A couple years ago I was in the habit of visiting prisoners at Huntingdon State Penitentiary. I met some amazing gentlemen (and, I'll be honest, a couple creeps) for whom some poor choices as teenagers set them on the path to lifetime imprisonment in a stone cell in the middle of rural, central PA.

The most jarring, undeniable reality of that place was not the heavy, clanging doors that reverberated through the cold, empty halls. It was not the bleak, dehumanizing atmosphere of wasted lives at every turn. It was who was white and who was black. With no need for population counts, it was clear the majority of the prisoners were black or Latino and ALL the employees were white.

WHY?!?!?

The news from this week that keeps bringing me to tears and to my knees helps shed light on the heartbreaking, garment-tearing, cover myself in ashes and scream for justice "WHY?!?!?!"

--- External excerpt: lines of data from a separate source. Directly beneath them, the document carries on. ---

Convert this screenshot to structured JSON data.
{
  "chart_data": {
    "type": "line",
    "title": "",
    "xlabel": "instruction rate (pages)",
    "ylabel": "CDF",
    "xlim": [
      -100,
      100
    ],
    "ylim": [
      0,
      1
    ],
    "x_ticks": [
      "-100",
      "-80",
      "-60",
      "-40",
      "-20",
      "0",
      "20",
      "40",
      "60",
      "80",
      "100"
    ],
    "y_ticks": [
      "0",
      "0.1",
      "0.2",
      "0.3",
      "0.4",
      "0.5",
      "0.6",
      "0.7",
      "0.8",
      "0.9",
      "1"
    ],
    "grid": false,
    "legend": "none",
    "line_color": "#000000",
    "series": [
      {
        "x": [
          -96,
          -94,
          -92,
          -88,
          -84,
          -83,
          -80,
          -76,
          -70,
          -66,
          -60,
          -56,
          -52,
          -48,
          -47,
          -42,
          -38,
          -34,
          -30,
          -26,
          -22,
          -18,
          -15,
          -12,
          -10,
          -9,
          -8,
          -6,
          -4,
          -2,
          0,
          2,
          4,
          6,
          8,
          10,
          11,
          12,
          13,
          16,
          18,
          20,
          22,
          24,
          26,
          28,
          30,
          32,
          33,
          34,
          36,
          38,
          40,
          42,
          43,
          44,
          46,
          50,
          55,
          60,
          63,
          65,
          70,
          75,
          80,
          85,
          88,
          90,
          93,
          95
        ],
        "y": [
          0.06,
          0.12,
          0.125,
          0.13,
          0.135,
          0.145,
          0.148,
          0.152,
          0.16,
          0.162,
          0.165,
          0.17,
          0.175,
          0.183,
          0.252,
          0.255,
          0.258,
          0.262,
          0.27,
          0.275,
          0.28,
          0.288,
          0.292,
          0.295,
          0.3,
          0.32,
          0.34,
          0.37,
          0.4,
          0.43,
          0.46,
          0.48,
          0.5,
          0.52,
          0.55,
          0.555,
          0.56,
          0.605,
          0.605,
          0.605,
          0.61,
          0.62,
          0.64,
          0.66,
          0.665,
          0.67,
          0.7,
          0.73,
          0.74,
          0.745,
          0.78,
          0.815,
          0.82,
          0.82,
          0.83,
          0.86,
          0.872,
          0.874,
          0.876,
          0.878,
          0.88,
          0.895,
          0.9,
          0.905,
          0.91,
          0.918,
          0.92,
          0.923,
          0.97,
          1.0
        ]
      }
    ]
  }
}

How can "Drew" from UVA, and men like him, who lure women into dark rooms to initiate and encourage brutalizing, soul-shattering gang rape, go on with their lives? How can this evil done at their hands be so easily silenced as these men become our lawyers, business leaders, and politicians?

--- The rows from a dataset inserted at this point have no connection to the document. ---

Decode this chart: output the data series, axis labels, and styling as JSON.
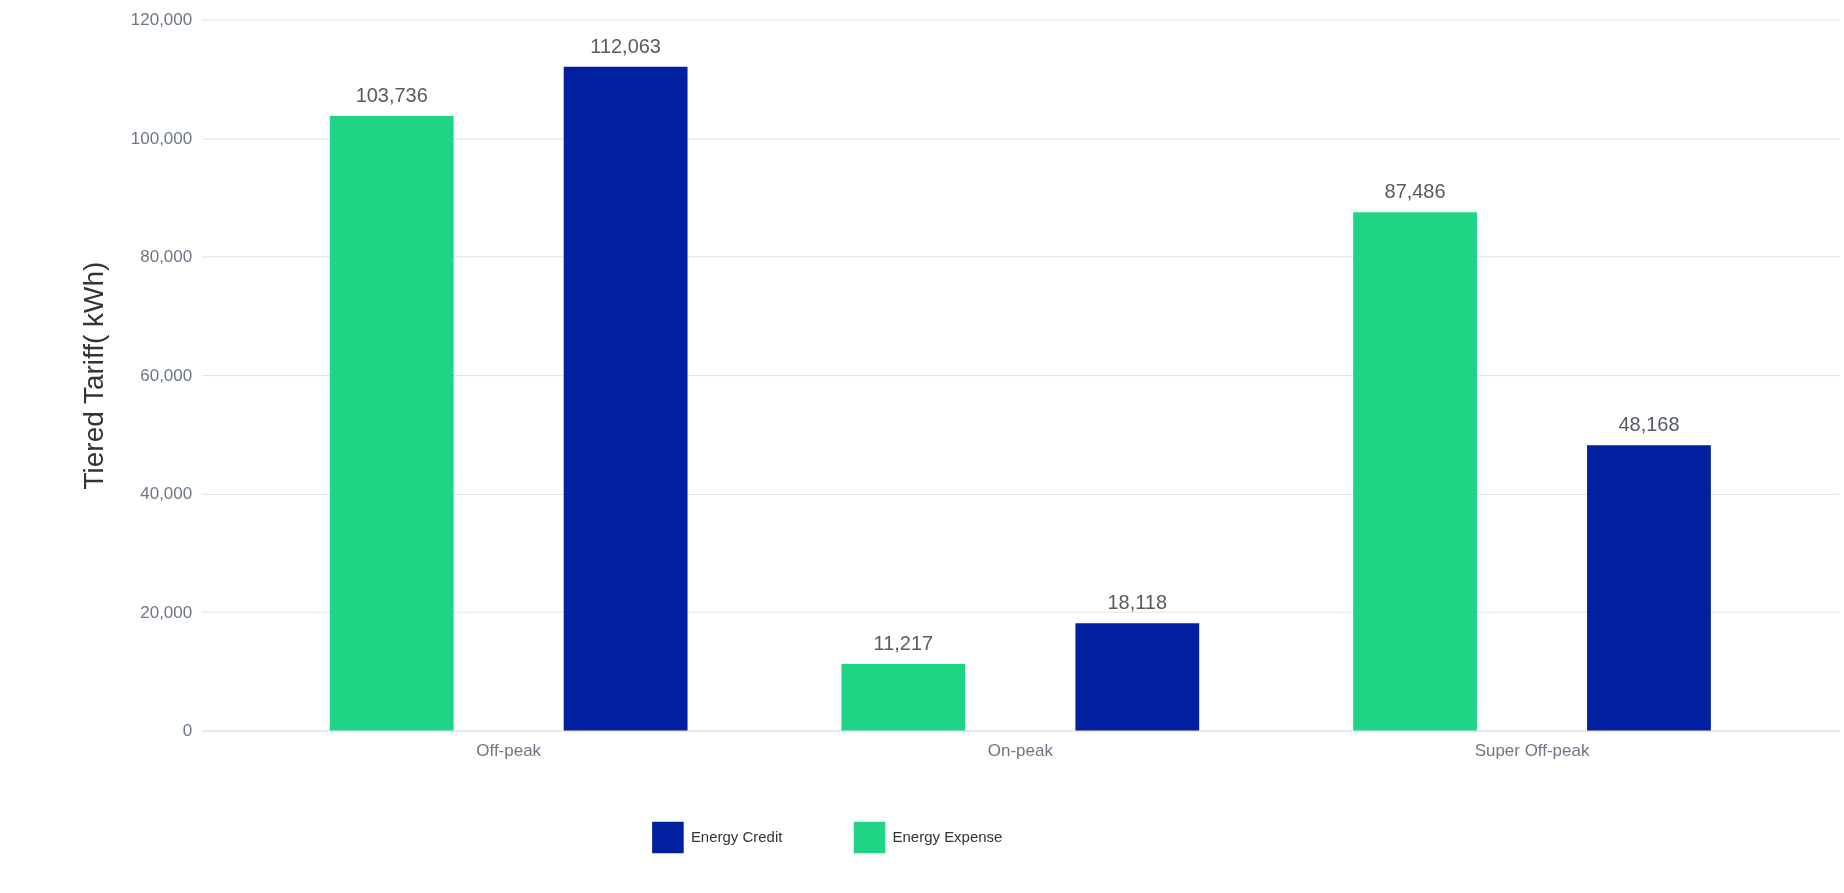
{
  "chart_data": {
    "type": "bar",
    "ylabel": "Tiered Tariff( kWh)",
    "categories": [
      "Off-peak",
      "On-peak",
      "Super Off-peak"
    ],
    "series": [
      {
        "name": "Energy Expense",
        "color": "#20d485",
        "values": [
          103736,
          11217,
          87486
        ],
        "value_labels": [
          "103,736",
          "11,217",
          "87,486"
        ]
      },
      {
        "name": "Energy Credit",
        "color": "#0020a0",
        "values": [
          112063,
          18118,
          48168
        ],
        "value_labels": [
          "112,063",
          "18,118",
          "48,168"
        ]
      }
    ],
    "ylim": [
      0,
      120000
    ],
    "yticks": [
      0,
      {
        "value": 20000,
        "label": "20,000"
      },
      {
        "value": 40000,
        "label": "40,000"
      },
      {
        "value": 60000,
        "label": "60,000"
      },
      {
        "value": 80000,
        "label": "80,000"
      },
      {
        "value": 100000,
        "label": "100,000"
      },
      {
        "value": 120000,
        "label": "120,000"
      }
    ],
    "grid": "y",
    "legend": "bottom"
  }
}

How can black men continue to be seen as a greater threat than white men? Honestly, I do not know what justice in Ferguson would actually look like. The letter of the law and the rightness of a thing seem so often to be at odds. But what I do know is that our black brothers and sisters are not speaking out of a vacuum. Their pain over the ruling in Ferguson MUST be heard and NOT be dismissed.

As we look at these stories, it is clear that injustice runs rampant. Money is winning. Institutional racism is winning. Prestige is winning. Power is winning.

These two stories this week have awoken with vengeance that sick in the stomach feeling that I had whenever I returned home after visiting prisoners. It has reignited the anger that stems from the dissonance between what I saw on the other side of that barbed wire and the conviction that white men are no better (and no worse) than black men.

Injustice overwhelms. It's immense pressure either paralyzes us or makes us snap. A lot of people have snapped this week under the weight of injustice. And I praise God for that. May it lead to change. May it lead to justice for our nation's young black men and for our southern college girls alike.
The spirit of the Lord GOD is upon me, because the LORD has anointed me; he has sent me to bring good news to the oppressed, to bind up the brokenhearted, to proclaim liberty to the captives, and release to the prisoners;
To proclaim the year of the Lord's favor, and the day of vengeance of our God; to comfort all who mourn;
For I the LORD love justice, I hate robbery and wrongdoing; I will faithfully give them their recompense, and I will make an everlasting covenant with them. 
For as the earth brings forth its shoots, and as a garden causes what is sown in it to spring up, so the Lord GOD will cause righteousness and praise to spring up before all the nations.